Structure and Properties of Star in Presence of Massive Dilaton Field: Nonlinear Models and Results
Dr. Michail Todorov
Department of Applied Mathematics and Computer Science
The Technical University of Sofia, Bulgaria
Monday, November 12
10:15 a.m. – 11:15 a.m.
Shelby Center 160
We numerically investigate a class of models of static spherically symmetric mixed stars in the scalar-tensor theory of gravity with a massive dilaton field. The proper mathematical model of such stars is interpreted as a nonlinear one- or two-parametric eigenvalue problem with free boundaries in respect to metric functions, the functions describing the fermionic and bosonic matter, the dilaton field, etc.
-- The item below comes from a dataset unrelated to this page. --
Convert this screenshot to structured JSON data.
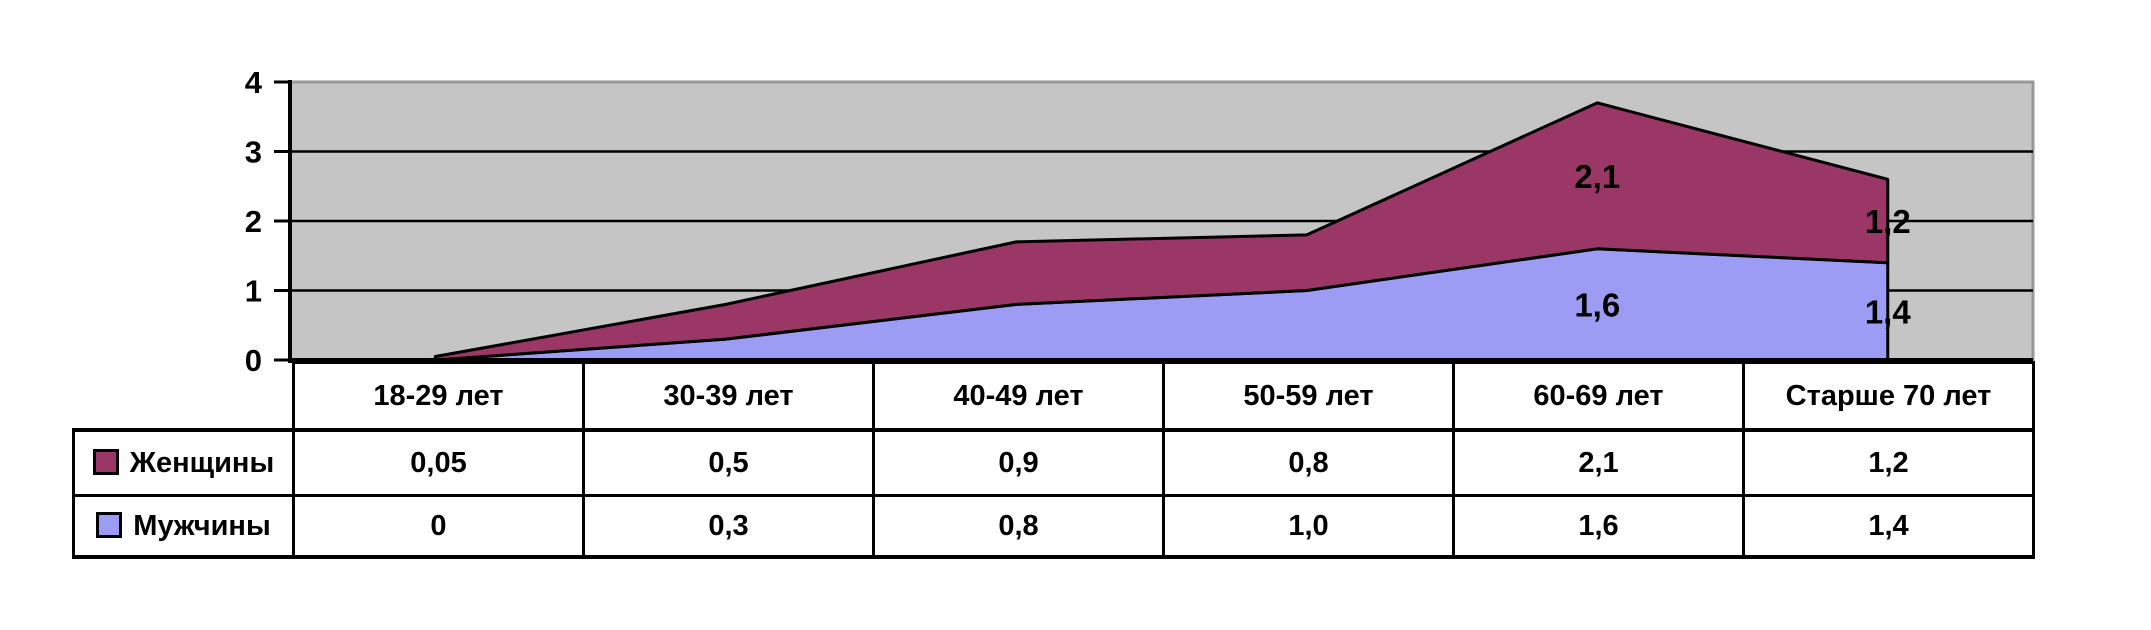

A similar approach for the study of static and spherically symmetric charged and neutral black-hole solutions coupled to both Euler-Heisenberg and Born-Infeld types of nonlinear electrodynamics in scalar-tensor theories of gravity with a massive dilaton are implemented also. The Continuous Analogue of Newton Method (CANM) in multiparametric space to solve these problems is used. Information about the basic geometric functions and the functions describing the matter fields, which build the star is obtained. The numerical solutions show that the structure and properties of the stars in presence of a massive dilaton field essentially depend on its fermionic and bosonic components. The dilaton potentials allow many more black-hole causal structures than the massless dilaton, the
reason for which is the presence of the scalar field. We find that depending on the black-hole mass and charge and the dilaton mass, the black holes can have either one, two, or three horizons.